En réponse à une question de l’infatigable sénateur Jean Louis Masson (terreur des cabinets ministériels), le ministère de l’Ecologie (ce qu’il en reste), vient de rappeler que l’utilisation d’une ressource en eau autre que celle distribuée par le réseau public, issue de puits, de forages domestiques, de récupération d’eau de pluie ou de sources, pouvant présenter des risques sanitaires, les agents des services d’eau potable sont autorisés à accéder aux propriétés privées afin de procéder au contrôle des installations intérieures de distribution d’eau potable et des ouvrages de prélèvement. Habitants de hameaux perdus, écologistes convaincus comme petits malins ne voulant pas payer de factures peuvent ensuite se voir assujettis au paiement d’une redevance d’assainissement calculée selon des modalités qui prêtent le flanc à la critique. D’où les fréquents contentieux que provoquent ces situations…

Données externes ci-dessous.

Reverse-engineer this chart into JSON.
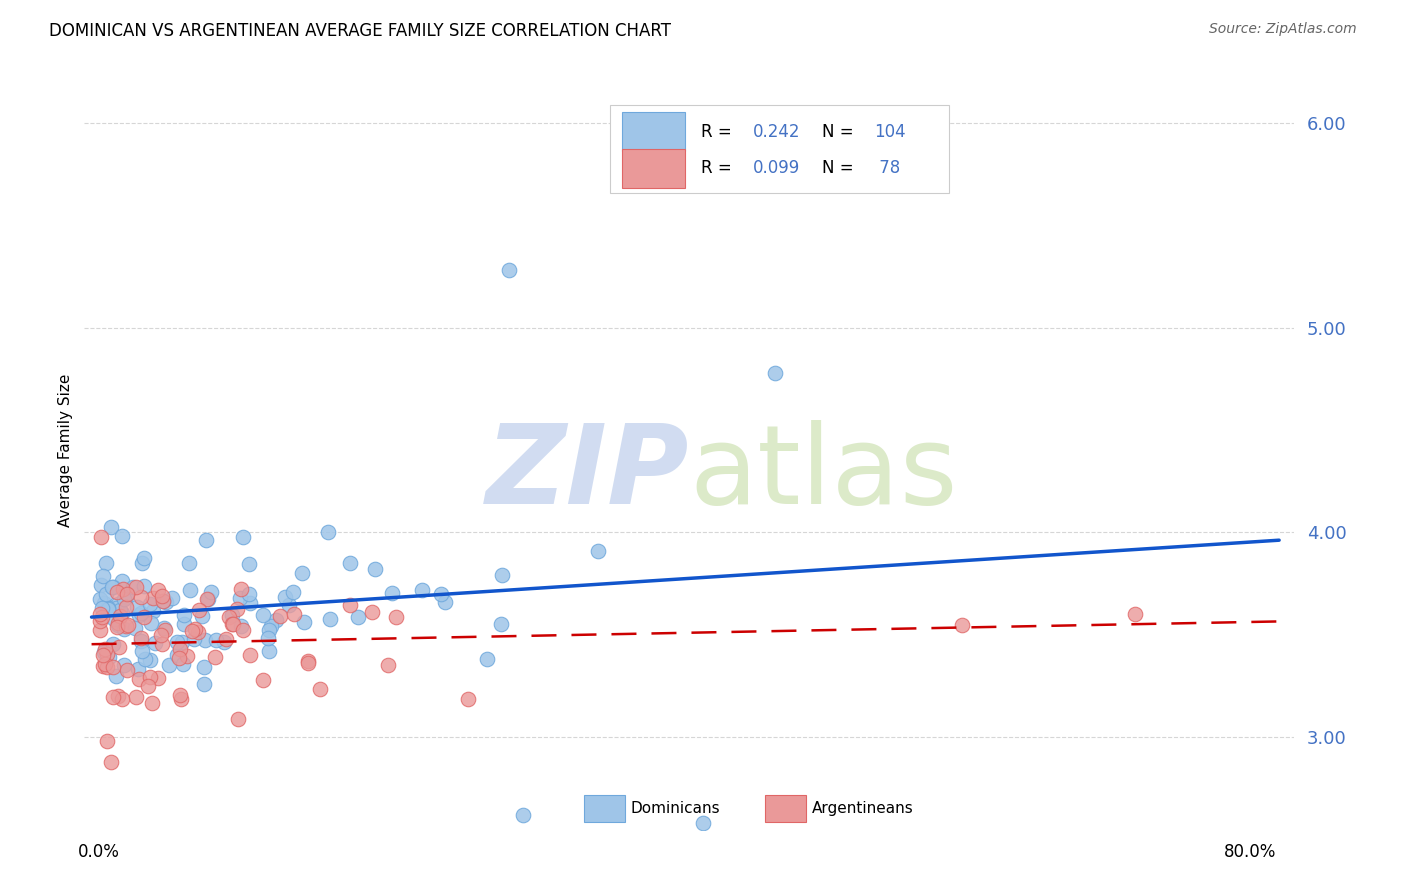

- La question écrite n° 17979 de M. Jean Louis Masson (Moselle - NI), publiée dans le JO Sénat du 24/09/2015 - page 2219. Rappelle la question 16724 :

« M. Jean Louis Masson rappelle à Mme la ministre de l’écologie, du développement durable et de l’énergie les termes de sa question n°16724 posée le 11/06/2015 sous le titre : " Redevance d’assainissement ", qui n’a pas obtenu de réponse à ce jour. Il s’étonne tout particulièrement de ce retard important et il souhaiterait qu’elle lui indique les raisons d’une telle carence. »

- La question écrite n° 16724 de M. Jean Louis Masson (Moselle - NI), publiée dans le JO Sénat du 11/06/2015 - page 1364 :

« M. Jean Louis Masson attire l’attention de Mme la ministre de l’écologie, du développement durable et de l’énergie sur le fait qu’en général, les communes financent le service public de l’assainissement collectif par une redevance calculée au prorata de la consommation d’eau potable.

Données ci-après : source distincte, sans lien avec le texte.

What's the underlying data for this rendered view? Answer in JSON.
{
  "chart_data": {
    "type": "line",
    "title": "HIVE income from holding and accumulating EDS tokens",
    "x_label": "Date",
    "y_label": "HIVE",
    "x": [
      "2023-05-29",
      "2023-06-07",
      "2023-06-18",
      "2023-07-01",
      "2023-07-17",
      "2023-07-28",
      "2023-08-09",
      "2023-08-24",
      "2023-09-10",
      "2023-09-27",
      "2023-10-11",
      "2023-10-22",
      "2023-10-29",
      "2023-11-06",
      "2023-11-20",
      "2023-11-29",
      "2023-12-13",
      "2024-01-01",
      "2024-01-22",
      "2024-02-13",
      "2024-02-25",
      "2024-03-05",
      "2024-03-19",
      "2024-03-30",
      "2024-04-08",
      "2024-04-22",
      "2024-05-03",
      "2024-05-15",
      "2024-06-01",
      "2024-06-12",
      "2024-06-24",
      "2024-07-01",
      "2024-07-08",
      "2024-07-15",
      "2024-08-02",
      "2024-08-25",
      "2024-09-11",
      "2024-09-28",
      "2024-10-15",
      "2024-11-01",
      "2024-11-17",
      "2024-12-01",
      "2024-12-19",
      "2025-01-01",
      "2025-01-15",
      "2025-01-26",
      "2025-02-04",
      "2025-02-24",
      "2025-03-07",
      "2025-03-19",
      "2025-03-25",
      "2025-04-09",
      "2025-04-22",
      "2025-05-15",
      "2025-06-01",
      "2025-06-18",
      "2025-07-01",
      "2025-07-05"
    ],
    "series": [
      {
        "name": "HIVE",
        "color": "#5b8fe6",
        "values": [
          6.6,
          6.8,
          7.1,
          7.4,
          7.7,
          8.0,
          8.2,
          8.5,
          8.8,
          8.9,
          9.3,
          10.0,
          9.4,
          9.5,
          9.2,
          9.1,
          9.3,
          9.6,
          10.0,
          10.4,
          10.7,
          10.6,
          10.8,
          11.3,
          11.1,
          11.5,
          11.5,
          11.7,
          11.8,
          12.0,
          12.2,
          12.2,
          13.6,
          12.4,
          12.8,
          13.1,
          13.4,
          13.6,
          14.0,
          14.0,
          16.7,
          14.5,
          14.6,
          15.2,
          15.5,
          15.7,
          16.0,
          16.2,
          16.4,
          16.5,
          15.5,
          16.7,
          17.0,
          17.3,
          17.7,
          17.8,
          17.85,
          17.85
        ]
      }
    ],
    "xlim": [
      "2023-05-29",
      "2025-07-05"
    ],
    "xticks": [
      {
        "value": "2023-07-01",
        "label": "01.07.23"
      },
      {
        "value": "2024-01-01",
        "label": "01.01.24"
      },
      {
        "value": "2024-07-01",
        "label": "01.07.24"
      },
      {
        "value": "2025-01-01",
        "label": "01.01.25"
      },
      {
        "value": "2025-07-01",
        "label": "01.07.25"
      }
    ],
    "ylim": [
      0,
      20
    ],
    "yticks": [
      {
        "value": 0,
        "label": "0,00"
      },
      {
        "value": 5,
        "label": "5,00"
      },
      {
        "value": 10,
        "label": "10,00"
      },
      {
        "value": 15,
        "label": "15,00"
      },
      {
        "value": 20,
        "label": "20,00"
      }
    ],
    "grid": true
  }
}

Toutefois, pour échapper à cette redevance, de nombreuses personnes utilisent des puits non déclarés ou récupèrent l’eau de pluie, là encore sans aucune déclaration.

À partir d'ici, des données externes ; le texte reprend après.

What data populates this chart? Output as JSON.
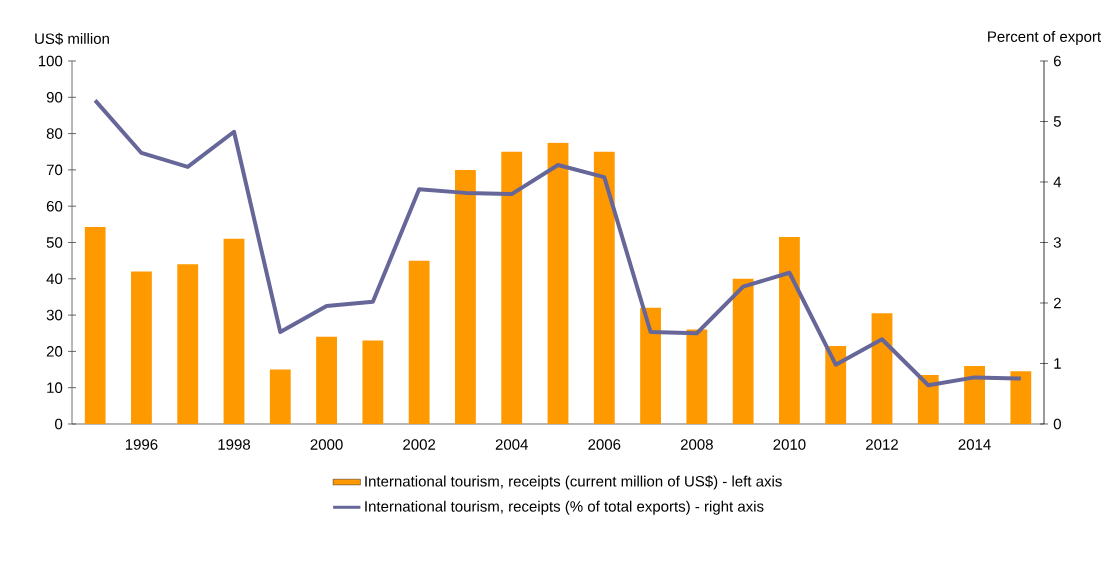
{
  "chart_data": {
    "type": "bar",
    "ylabel": "US$ million",
    "y2label": "Percent of export",
    "categories": [
      null,
      "1996",
      null,
      "1998",
      null,
      "2000",
      null,
      "2002",
      null,
      "2004",
      null,
      "2006",
      null,
      "2008",
      null,
      "2010",
      null,
      "2012",
      null,
      "2014",
      null
    ],
    "series": [
      {
        "name": "International tourism, receipts (current million of US$) - left axis",
        "color": "#ff9900",
        "values": [
          54.3,
          42,
          44,
          51,
          15,
          24,
          23,
          45,
          70,
          75,
          77.5,
          75,
          32,
          26,
          40,
          51.5,
          21.5,
          30.5,
          13.5,
          16,
          14.5
        ]
      },
      {
        "name": "International tourism, receipts (% of total exports) - right axis",
        "type": "line",
        "axis": "y2",
        "color": "#666699",
        "values": [
          5.35,
          4.48,
          4.25,
          4.83,
          1.52,
          1.95,
          2.02,
          3.88,
          3.82,
          3.8,
          4.28,
          4.08,
          1.52,
          1.5,
          2.27,
          2.5,
          0.98,
          1.4,
          0.64,
          0.77,
          0.75
        ]
      }
    ],
    "ylim": [
      0,
      100
    ],
    "yticks": [
      0,
      10,
      20,
      30,
      40,
      50,
      60,
      70,
      80,
      90,
      100
    ],
    "y2lim": [
      0,
      6
    ],
    "y2ticks": [
      0,
      1,
      2,
      3,
      4,
      5,
      6
    ],
    "legend": "bottom"
  }
}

Or l’eau concernée est pourtant ensuite rejetée dans le réseau d’assainissement.

Lorsque le gestionnaire du réseau d’eau potable n’a pas instauré un forfait minimum annuel de consommation d’eau, il lui demande si au titre de la redevance d’assainissement, la commune peut instaurer malgré tout un forfait minimum de redevance (par exemple, au prorata de 15 m3 d’eau par an et par personne).

Ce forfait serait alors pris en compte pour calculer la redevance d’assainissement dans le cas d’une consommation d’eau potable anormalement basse.

Par ailleurs, il lui demande quels sont les pouvoirs dont disposent les communes pour rechercher les puits ainsi que les récupérateurs d’eau de pluie non déclarés, ce qui permettrait de calculer de manière la plus équitable possible, le montant de la redevance d’assainissement. »


- La réponse du Ministère de l’écologie, du développement durable et de l’énergie, publiée dans le JO Sénat du 21/01/2016 - page 247 :

« L’article R. 2224-19-4 du code général des collectivités territoriales (CGCT) prévoit que toute personne tenue de se raccorder au réseau d’assainissement et qui s’alimente en eau, totalement ou partiellement, à une source qui ne relève pas d’un service public doit en faire la déclaration à la mairie.

Ce même article précise également les deux modalités de calcul possibles de la redevance assainissement dans cette situation :

- soit, par mesure directe au moyen de dispositifs de comptage posés et entretenus aux frais de l’usager et dont les relevés sont transmis au service d’assainissement dans les conditions fixées par l’autorité mentionnée au premier alinéa de l’article R. 2224-19-1 du CGCT (conseil municipal ou organe délibérant de l’établissement public compétent pour tout ou partie du service public d’assainissement collectif) ;

- soit, en l’absence de dispositifs de comptage, de justification de la conformité des dispositifs de comptage à la réglementation ou de transmission des relevés, sur la base de critères permettant d’évaluer le volume d’eau prélevé, définis par la même autorité et prenant en compte notamment la surface de l’habitation et du terrain, le nombre d’habitants, la durée du séjour.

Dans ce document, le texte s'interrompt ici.